Nevis graduate wins another Minnesota Book Award
Karen Babine, a 1997 Nevis High School graduate, has earned her second Minnesota Book Award.
“All the Wild Hungers,” published by Milkweed Editions in 2019, won in the memoir and creative fiction category.
Organized by The Friends of the St. Paul Public Library, the Minnesota Book Awards is an annual celebration of the state’s best books.
When her mother, Barb, was diagnosed with a rare form of cancer, Karen began cooking for her. In “All the Wild Hungers,” she ponders the intimate connections between food, family and illness.
A vegetarian, Karen wondered, “Feed a fever, starve a cold, but what do we do for cancer?”
As she baked cookies with her small niece and nephew, she asked, “How does a family create its own food culture across generations?”
“My sister announced she was pregnant at the same time Mom was diagnosed, so we were working hard to manage the fear over her cancer – which was an incredibly rare, childhood cancer that only shows up in kids under the age of 10 – while we were anticipating a new addition to the family,” Karen recalled.
Barb taught fourth grade in Osage and Park Rapids for 15 years. Before teaching in Osage, she would substitute teach in Nevis and Park Rapids, often for music classes.
As for the writing process, Karen did “morning pages” at the dining room table in the early morning.
“It wasn’t particularly difficult to write in that moment simply because she was declared cancer free after her surgery and her chemotherapy was just to keep it from coming back, which it did,” Karen said. “Because I was writing in the moment, I was able to focus on what I’d cooked for her the day before, the new cast iron I’d thrifted, the new things I was trying to cook, the funny things my niece and nephew had done, research that helped me understand what was going on. Even the end of the book remained hopeful because she was still cancer free. We knew by the time the book came out, of course, that wasn’t the case, but the book ends in a hopeful place.”
Barb passed away Nov. 1, 2018 in New Hope, Minn.
In an interview with Friends of the St. Paul Library, Karen said she feels honored to be a Minnesota Book Award finalist. “Minnesota has such a rich literary history that it’s thrilling simply to be in the same room with writers I admire so much,” she said.
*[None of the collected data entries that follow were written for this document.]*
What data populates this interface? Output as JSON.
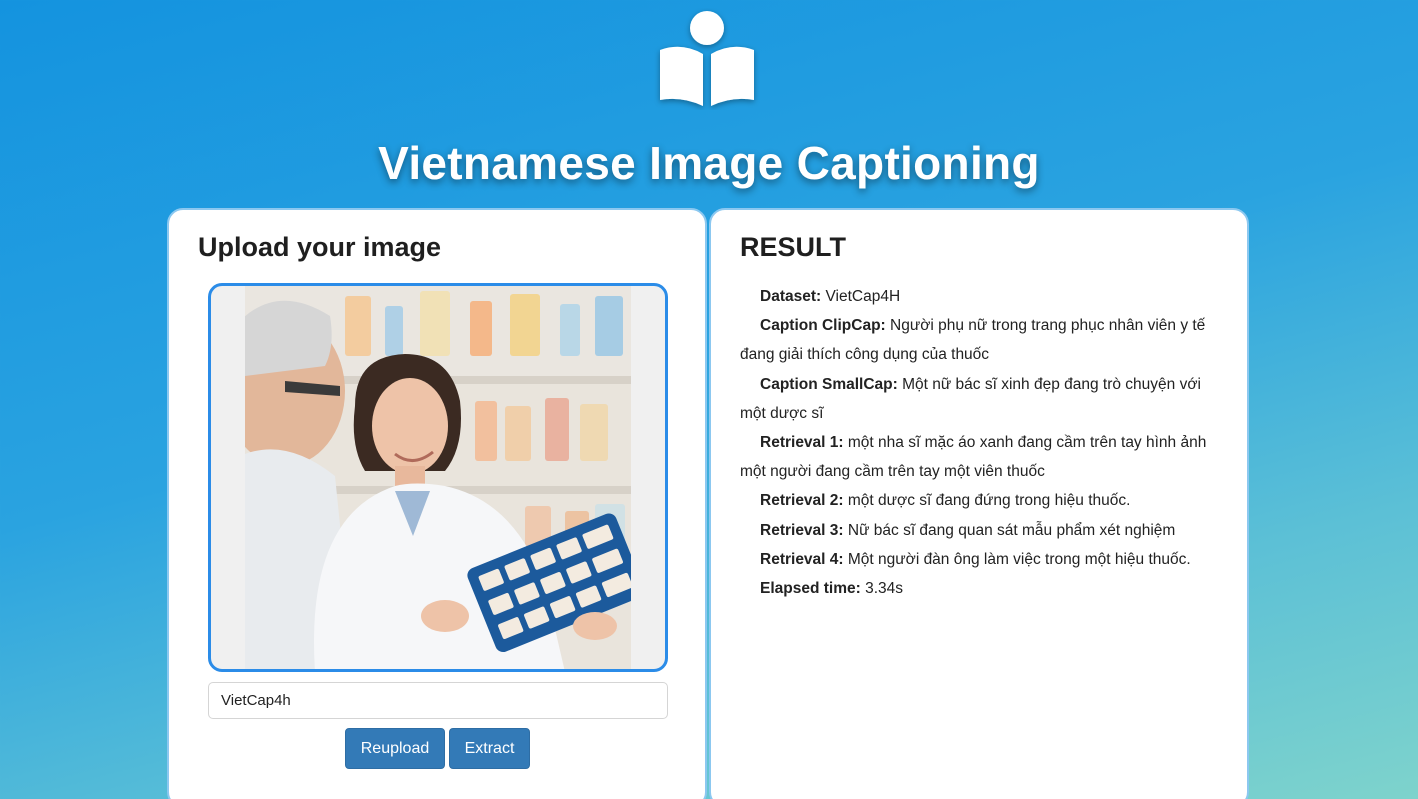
{
  "header": {
    "logo_icon": "person-reading-book-icon",
    "title": "Vietnamese Image Captioning"
  },
  "upload": {
    "heading": "Upload your image",
    "image_alt": "pharmacist smiling holding a pill organizer next to an older man",
    "dataset_value": "VietCap4h",
    "reupload_label": "Reupload",
    "extract_label": "Extract"
  },
  "result": {
    "heading": "RESULT",
    "items": [
      {
        "label": "Dataset:",
        "value": "VietCap4H"
      },
      {
        "label": "Caption ClipCap:",
        "value": "Người phụ nữ trong trang phục nhân viên y tế đang giải thích công dụng của thuốc"
      },
      {
        "label": "Caption SmallCap:",
        "value": "Một nữ bác sĩ xinh đẹp đang trò chuyện với một dược sĩ"
      },
      {
        "label": "Retrieval 1:",
        "value": "một nha sĩ mặc áo xanh đang cầm trên tay hình ảnh một người đang cầm trên tay một viên thuốc"
      },
      {
        "label": "Retrieval 2:",
        "value": "một dược sĩ đang đứng trong hiệu thuốc."
      },
      {
        "label": "Retrieval 3:",
        "value": "Nữ bác sĩ đang quan sát mẫu phẩm xét nghiệm"
      },
      {
        "label": "Retrieval 4:",
        "value": "Một người đàn ông làm việc trong một hiệu thuốc."
      },
      {
        "label": "Elapsed time:",
        "value": "3.34s"
      }
    ]
  },
  "colors": {
    "primary_button": "#337ab7",
    "image_frame_border": "#2b8ce8",
    "background_top": "#1493df",
    "background_bottom": "#7ed3cc"
  }
}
Karen told the Enterprise this particular win “was incredibly bittersweet, that’s for sure. And a little weird because the ceremony was virtual and I was alone in my living room in Chattanooga, with the ceremony on my television, and a group Facetime with my family on my computer, texts flying with friends on my iPad. I’m so glad Mom got to see the galleys of the book, but she passed away before it was published. I wish she could have seen it published and I wish she could have been there with us at the ceremony. Last time, we were able to postpone her chemo a week so she could go to the Minnesota Book Awards, and she was radiant in her burgundy dress, her incredible smile, so I remain incredibly grateful we were able to make those memories.”
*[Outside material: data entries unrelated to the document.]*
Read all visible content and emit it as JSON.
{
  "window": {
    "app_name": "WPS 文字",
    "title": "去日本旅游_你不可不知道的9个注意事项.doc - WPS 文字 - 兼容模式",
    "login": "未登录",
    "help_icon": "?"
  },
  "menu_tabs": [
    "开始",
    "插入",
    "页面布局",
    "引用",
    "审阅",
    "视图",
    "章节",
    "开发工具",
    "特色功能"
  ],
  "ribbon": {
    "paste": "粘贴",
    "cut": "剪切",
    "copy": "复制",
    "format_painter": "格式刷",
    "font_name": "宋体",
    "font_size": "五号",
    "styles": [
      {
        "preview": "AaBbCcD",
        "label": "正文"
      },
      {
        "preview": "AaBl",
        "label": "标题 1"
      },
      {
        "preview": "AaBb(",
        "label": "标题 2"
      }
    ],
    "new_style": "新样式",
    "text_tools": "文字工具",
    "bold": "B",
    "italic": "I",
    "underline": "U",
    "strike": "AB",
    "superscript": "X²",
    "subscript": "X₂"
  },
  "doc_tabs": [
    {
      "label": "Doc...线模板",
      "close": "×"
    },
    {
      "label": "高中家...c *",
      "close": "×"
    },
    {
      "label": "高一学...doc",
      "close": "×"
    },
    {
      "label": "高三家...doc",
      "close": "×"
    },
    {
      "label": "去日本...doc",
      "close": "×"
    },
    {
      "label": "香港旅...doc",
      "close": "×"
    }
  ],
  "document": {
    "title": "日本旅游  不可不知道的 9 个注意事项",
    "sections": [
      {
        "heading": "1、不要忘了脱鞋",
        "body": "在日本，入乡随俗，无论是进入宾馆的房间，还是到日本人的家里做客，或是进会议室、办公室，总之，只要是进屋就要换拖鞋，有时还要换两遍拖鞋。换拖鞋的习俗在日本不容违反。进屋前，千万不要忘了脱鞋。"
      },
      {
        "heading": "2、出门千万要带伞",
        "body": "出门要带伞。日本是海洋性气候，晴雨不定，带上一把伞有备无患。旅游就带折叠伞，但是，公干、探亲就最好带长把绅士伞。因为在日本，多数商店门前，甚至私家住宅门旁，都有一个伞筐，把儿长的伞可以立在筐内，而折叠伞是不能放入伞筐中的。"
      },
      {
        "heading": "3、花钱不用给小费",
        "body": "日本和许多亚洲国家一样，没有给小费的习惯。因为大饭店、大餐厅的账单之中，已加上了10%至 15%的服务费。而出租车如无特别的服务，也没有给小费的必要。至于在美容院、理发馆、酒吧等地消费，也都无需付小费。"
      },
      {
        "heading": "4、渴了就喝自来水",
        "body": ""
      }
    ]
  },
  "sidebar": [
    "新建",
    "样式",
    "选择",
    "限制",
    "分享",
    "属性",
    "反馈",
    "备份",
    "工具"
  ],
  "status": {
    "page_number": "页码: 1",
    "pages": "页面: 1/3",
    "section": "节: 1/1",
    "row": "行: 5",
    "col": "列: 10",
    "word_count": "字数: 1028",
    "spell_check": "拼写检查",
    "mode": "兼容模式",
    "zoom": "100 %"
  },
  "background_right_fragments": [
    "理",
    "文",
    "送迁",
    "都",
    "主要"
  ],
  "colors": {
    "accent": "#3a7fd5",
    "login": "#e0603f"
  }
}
Babine moved to Chattanooga a year ago to join the English department at the University of Tennessee-Chattanooga.
“The pandemic has made getting to know my new home more challenging, but there’s so much to explore here, so many interesting things to write about. Chattanooga is an incredibly interesting place, especially for one who loves history,” she said.
In her first book, “Water and What We Know: Following the Roots of a Northern Life,” Karen wrote about places and experiences familiar to Hubbard County residents in a series of personal essays. The memoir won the 2016 Minnesota Book Award for creative nonfiction. It was also a finalist for the Midwest Book Award and for the Northeastern Minnesota Book Award.
Her work has appeared widely, from “Slag Glass City” to “River Teeth” to “Fugue, Weber: The Contemporary West,” “Sycamore Review” and more. "Deadwood" won the Martin O. Lewis Prize in 2007. Her writing has been selected twice as a “notable” in Best American Essays.
Karen is also the founder and editor of “Assay: A Journal of Nonfiction Studies,” whose goal is to publish the best nonfiction scholarship and pedagogy across disciplines.